Baby Bell phone company SBC Communications has launched a promotion that breaks a barrier of sorts. It’s offering DSL for $19.95 (£11) a month. It only comes in a bundle though. You must also subscribe for one year to SBC’s unlimited calling plan at $48 (£26) a month.
The DSL service promises download speeds of between 384kbps and 1.5mbps, and an upload speed of up to 384kbps. It also includes increased e-mail account storage, safety and security features and a parental control package.
SBC Communications, who markets DSL high-speed services in partnership with Yahoo, say the $19.95 (£11) a month plan, effective from 1st November, is available to new broadband subscribers or for customers who want to change from cable to DSL.
It’s a regular tussle between the phone companies and the cable companies. Approximately 60% of US homes with broadband access, use cable modems, but broadband penetration nationwide has not yet hit 50%. By the end of 2004 roughly 30 million of the 110 million US households will have broadband access – still only 30%.
At the end of the second quarter (2004) UBS said cable firms had 16.7 million Internet customers, while phone companies had 11.3 million DSL customers – still a considerable gap.
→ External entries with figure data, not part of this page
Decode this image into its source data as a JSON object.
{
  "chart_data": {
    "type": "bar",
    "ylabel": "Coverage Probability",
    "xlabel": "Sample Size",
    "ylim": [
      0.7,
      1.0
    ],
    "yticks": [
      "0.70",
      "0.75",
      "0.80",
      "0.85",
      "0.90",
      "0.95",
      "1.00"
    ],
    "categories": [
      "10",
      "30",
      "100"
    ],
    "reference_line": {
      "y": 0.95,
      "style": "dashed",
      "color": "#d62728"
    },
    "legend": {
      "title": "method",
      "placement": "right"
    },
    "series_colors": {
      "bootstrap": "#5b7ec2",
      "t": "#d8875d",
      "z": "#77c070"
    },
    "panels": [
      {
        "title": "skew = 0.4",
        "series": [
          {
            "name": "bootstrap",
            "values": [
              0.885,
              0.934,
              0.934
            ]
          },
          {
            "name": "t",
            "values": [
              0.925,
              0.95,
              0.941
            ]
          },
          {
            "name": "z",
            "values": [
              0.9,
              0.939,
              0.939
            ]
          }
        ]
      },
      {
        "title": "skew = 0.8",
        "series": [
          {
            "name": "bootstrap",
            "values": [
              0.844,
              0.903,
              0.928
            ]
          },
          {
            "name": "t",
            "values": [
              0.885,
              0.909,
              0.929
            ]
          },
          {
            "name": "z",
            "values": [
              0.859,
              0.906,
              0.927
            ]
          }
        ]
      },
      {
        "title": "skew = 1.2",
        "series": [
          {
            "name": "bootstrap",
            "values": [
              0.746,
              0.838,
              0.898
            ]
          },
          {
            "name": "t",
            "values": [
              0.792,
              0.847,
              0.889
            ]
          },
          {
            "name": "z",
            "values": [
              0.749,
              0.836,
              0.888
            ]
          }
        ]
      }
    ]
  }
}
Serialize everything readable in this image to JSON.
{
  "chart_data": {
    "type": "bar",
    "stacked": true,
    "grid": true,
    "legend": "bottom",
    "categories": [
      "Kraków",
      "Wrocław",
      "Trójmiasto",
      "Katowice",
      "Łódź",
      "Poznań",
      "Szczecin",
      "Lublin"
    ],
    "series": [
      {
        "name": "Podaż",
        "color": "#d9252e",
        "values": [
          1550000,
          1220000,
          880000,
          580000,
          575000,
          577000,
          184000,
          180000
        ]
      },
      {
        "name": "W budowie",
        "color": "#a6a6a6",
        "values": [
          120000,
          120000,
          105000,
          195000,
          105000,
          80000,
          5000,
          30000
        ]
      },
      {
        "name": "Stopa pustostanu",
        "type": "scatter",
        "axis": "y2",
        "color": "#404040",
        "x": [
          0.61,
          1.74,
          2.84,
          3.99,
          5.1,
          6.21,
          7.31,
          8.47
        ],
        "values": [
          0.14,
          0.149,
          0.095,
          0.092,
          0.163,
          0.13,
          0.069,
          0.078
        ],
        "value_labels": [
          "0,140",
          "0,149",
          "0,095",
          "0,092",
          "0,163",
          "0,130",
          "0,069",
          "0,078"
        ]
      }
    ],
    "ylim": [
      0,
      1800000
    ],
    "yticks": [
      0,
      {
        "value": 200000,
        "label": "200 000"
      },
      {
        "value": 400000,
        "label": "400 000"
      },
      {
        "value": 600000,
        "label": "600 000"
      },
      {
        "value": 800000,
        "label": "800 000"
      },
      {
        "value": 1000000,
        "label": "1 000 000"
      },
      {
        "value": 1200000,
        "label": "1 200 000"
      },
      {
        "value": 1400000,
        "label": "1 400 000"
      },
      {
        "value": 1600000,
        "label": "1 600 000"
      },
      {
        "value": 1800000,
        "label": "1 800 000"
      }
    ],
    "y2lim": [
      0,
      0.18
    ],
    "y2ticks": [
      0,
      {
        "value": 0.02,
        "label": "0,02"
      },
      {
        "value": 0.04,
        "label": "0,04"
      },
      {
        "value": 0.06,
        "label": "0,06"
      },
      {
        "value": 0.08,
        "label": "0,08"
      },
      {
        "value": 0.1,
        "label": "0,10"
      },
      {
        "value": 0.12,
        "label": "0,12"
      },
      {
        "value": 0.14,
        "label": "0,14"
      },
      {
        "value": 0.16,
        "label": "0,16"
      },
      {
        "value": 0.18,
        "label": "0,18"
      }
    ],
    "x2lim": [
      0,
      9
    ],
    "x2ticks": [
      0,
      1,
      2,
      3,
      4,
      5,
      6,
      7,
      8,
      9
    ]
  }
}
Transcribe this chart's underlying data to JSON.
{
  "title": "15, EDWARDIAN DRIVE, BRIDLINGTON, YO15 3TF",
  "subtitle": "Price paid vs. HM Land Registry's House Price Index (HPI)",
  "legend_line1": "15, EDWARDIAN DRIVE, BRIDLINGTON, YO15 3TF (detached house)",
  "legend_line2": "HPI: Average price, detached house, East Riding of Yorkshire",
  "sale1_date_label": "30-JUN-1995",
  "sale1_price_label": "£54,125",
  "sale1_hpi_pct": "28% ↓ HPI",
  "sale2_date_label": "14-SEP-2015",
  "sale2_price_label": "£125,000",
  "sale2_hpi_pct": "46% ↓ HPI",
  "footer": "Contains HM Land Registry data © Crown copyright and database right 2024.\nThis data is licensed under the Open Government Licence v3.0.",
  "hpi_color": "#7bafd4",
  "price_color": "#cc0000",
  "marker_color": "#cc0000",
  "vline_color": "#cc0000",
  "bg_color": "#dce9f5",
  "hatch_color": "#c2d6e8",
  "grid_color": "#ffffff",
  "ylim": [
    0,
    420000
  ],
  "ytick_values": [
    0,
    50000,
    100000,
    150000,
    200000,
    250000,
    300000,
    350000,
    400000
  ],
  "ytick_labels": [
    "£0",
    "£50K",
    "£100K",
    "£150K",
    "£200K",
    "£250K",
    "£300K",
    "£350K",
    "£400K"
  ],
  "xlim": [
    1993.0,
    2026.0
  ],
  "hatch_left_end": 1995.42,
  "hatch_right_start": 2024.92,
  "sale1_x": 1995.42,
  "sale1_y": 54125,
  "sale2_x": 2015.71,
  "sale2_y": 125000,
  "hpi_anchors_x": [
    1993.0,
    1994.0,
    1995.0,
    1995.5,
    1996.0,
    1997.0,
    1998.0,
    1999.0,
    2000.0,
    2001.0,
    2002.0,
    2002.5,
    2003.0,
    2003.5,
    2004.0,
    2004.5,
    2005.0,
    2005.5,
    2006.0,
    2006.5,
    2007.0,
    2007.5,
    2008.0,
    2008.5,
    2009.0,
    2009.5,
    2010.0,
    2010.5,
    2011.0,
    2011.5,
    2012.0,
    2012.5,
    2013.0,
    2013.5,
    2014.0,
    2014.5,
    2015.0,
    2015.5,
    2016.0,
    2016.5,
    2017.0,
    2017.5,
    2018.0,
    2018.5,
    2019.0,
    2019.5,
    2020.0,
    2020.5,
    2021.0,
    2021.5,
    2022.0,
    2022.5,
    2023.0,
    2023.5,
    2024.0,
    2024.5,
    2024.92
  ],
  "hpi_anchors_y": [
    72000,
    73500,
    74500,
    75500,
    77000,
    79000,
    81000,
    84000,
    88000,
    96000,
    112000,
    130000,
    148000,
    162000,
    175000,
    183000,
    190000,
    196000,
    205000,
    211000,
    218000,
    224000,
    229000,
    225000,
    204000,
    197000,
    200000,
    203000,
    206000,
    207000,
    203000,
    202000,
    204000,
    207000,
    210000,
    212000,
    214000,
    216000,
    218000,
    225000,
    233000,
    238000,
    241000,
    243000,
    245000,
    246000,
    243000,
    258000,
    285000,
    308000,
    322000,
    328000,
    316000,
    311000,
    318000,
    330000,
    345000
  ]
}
Looking ahead, Local Bells plan to replace ageing copper wiring in affluent urban areas with fibre-optic wiring that will also handle video, hoping obviously to stop wireless and cable service providers at the pass. Indeed, only last week SBC granted Alcatel a $1.7 billion contract to install fibre-optic lines in its network infrastructure, so that it can eventually handle video, while Motorola will supply equipment to Verizon for their video service.
But cable companies like Comcast and Time Warner Cable remain the market leaders for household broadband customers. While phone companies like SBC, Verizon Communications, BellSouth and Qwest Communications are upgrading their networks to handle higher bandwidth applications such as video.
While SBC added 402,000 DSL customers in the third quarter and Verizon added 309,000 DSL customers, cable firm Comcast signed up 549,000 broadband customers in the same period. Comcast did target college students though with a $19.95 (£11), six-month promotion, which may go some way towards explaining their third quarter success.